Voorzitter. Tijdens het debat heb ik de staatssecretaris ook gevraagd om even in te springen bij het gesprek over de cao voor sociale werkbedrijven. De staatssecretaris is systeemverantwoordelijk en alleen al het niet indexeren kost mensen bijna vier tientjes per maand. Dat zijn een hoop boterhammen. De staatssecretaris gaf op dat moment aan dat de probleemsignalen hem nog niet bereikt hadden, maar die zijn er wel degelijk. Hierbij herhaal ik dus mijn oproep aan de staatssecretaris.
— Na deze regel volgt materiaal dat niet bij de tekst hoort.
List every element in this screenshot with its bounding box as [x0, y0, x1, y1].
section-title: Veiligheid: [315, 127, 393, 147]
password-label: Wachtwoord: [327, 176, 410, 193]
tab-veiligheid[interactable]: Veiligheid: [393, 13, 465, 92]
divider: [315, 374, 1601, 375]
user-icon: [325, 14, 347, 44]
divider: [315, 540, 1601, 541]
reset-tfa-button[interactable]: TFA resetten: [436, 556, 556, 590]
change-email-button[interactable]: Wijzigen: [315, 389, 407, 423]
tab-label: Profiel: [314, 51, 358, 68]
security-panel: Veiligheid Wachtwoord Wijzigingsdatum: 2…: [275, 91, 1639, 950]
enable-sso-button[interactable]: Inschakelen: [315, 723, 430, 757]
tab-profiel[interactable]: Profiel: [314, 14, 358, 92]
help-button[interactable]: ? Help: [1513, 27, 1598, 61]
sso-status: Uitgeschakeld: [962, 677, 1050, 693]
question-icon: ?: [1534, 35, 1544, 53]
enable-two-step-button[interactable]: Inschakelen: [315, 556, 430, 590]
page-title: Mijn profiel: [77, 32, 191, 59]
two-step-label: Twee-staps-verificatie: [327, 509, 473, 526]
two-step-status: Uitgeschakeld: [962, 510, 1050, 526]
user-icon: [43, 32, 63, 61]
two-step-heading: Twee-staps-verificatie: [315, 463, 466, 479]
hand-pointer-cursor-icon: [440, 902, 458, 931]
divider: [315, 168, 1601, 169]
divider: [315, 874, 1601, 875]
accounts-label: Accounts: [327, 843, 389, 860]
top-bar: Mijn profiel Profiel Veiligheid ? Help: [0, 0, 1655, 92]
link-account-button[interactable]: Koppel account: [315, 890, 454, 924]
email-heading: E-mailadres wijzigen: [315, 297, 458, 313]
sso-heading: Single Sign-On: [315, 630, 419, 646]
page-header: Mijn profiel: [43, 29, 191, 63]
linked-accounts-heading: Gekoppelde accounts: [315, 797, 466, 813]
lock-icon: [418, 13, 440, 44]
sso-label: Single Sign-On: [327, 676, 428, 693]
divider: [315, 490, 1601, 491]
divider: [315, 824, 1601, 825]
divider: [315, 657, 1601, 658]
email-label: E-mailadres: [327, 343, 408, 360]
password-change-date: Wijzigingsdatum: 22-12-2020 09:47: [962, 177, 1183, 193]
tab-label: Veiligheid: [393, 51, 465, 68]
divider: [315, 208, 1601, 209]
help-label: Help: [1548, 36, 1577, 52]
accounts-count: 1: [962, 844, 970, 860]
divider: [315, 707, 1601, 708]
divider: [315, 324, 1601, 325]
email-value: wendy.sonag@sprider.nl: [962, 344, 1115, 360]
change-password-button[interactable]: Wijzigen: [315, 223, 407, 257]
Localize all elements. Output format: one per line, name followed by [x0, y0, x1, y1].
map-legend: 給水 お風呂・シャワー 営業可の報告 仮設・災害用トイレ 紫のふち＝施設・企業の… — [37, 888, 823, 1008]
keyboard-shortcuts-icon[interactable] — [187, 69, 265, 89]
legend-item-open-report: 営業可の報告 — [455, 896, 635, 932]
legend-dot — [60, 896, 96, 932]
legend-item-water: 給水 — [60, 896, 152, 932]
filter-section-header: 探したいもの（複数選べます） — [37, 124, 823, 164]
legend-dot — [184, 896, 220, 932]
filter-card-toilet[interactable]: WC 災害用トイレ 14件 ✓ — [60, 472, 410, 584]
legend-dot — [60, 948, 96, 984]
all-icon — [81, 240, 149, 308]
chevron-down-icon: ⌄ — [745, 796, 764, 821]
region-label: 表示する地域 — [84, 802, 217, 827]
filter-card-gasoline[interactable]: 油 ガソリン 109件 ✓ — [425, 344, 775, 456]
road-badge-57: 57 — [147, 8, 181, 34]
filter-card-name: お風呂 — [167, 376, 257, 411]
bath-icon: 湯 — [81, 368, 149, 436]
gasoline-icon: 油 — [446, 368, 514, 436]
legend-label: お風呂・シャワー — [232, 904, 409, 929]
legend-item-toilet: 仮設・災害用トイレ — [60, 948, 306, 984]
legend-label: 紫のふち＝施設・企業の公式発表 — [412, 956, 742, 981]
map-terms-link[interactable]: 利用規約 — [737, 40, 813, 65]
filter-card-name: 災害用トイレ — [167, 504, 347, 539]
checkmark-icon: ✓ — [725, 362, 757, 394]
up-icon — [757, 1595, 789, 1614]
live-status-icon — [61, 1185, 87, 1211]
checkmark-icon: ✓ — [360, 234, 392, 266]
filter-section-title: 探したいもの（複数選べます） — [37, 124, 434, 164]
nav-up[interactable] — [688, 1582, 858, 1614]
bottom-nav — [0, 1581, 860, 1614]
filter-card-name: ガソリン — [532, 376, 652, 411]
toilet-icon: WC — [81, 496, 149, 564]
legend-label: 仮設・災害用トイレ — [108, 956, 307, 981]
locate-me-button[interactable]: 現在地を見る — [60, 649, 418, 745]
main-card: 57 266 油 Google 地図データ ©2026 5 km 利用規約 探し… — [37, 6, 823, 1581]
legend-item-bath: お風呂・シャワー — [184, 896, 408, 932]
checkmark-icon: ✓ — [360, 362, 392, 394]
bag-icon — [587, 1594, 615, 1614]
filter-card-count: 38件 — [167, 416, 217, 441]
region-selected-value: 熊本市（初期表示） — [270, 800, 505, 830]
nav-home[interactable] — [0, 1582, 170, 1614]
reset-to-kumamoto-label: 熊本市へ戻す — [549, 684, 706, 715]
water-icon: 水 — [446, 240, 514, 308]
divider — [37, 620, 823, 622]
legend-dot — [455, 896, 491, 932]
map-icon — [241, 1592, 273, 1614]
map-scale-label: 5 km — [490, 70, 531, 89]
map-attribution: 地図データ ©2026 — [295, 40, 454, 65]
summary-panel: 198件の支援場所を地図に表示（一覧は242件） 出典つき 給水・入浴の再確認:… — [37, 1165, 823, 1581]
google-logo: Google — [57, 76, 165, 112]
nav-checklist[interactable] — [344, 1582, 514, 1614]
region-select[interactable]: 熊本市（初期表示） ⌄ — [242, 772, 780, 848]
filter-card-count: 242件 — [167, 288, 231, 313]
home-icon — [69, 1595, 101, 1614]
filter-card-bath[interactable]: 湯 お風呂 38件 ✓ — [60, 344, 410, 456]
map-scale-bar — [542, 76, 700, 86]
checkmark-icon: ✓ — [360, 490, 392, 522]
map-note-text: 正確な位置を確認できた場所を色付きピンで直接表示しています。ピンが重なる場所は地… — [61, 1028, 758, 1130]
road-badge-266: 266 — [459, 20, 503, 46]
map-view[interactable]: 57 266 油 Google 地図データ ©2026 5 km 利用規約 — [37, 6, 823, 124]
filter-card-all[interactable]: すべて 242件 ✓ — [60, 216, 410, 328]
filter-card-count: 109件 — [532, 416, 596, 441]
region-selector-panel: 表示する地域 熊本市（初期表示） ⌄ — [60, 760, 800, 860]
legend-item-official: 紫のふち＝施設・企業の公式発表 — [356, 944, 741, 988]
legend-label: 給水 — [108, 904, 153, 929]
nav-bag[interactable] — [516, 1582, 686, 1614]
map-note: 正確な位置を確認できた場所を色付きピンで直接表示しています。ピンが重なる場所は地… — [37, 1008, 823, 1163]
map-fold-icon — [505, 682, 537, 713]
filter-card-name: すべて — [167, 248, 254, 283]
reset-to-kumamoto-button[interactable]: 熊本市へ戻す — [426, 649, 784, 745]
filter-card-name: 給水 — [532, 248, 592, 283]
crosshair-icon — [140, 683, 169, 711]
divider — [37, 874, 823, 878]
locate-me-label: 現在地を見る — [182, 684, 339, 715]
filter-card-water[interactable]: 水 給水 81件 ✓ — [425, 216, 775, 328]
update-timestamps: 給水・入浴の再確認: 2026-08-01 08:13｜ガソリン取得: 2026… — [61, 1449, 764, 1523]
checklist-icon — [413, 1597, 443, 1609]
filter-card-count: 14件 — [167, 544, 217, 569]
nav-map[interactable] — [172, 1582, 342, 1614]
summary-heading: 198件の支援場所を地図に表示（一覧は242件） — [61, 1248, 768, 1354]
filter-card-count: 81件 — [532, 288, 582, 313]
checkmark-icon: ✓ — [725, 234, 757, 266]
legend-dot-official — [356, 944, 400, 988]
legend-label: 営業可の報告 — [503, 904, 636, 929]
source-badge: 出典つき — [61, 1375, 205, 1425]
Voorzitter. Wij hebben geen moties. We bereiden ons voor op de behandeling van de Wet vereenvoudiging banenafspraak en de Participatiewet in balans. Mijn fractie zal daarbij twee dingen bekijken. Eén: is er ruimte voor mensen om een fout te maken zonder dat er meteen een guillotine klaarstaat? Ik bedoel: het is allemaal best ingewikkeld. Twee: kunnen mensen thuis zo veel mogelijk uit de voeten met de landelijke regelingen? Bedelend langs een woud van loketten gaan om je stuivertjes en dubbeltjes bij elkaar te sprokkelen en misschien het einde van de maand halen, is niet een aanpak die mijn fractie voorstaat. Dat gaat echt ten koste van je waardigheid en dat moet dus anders.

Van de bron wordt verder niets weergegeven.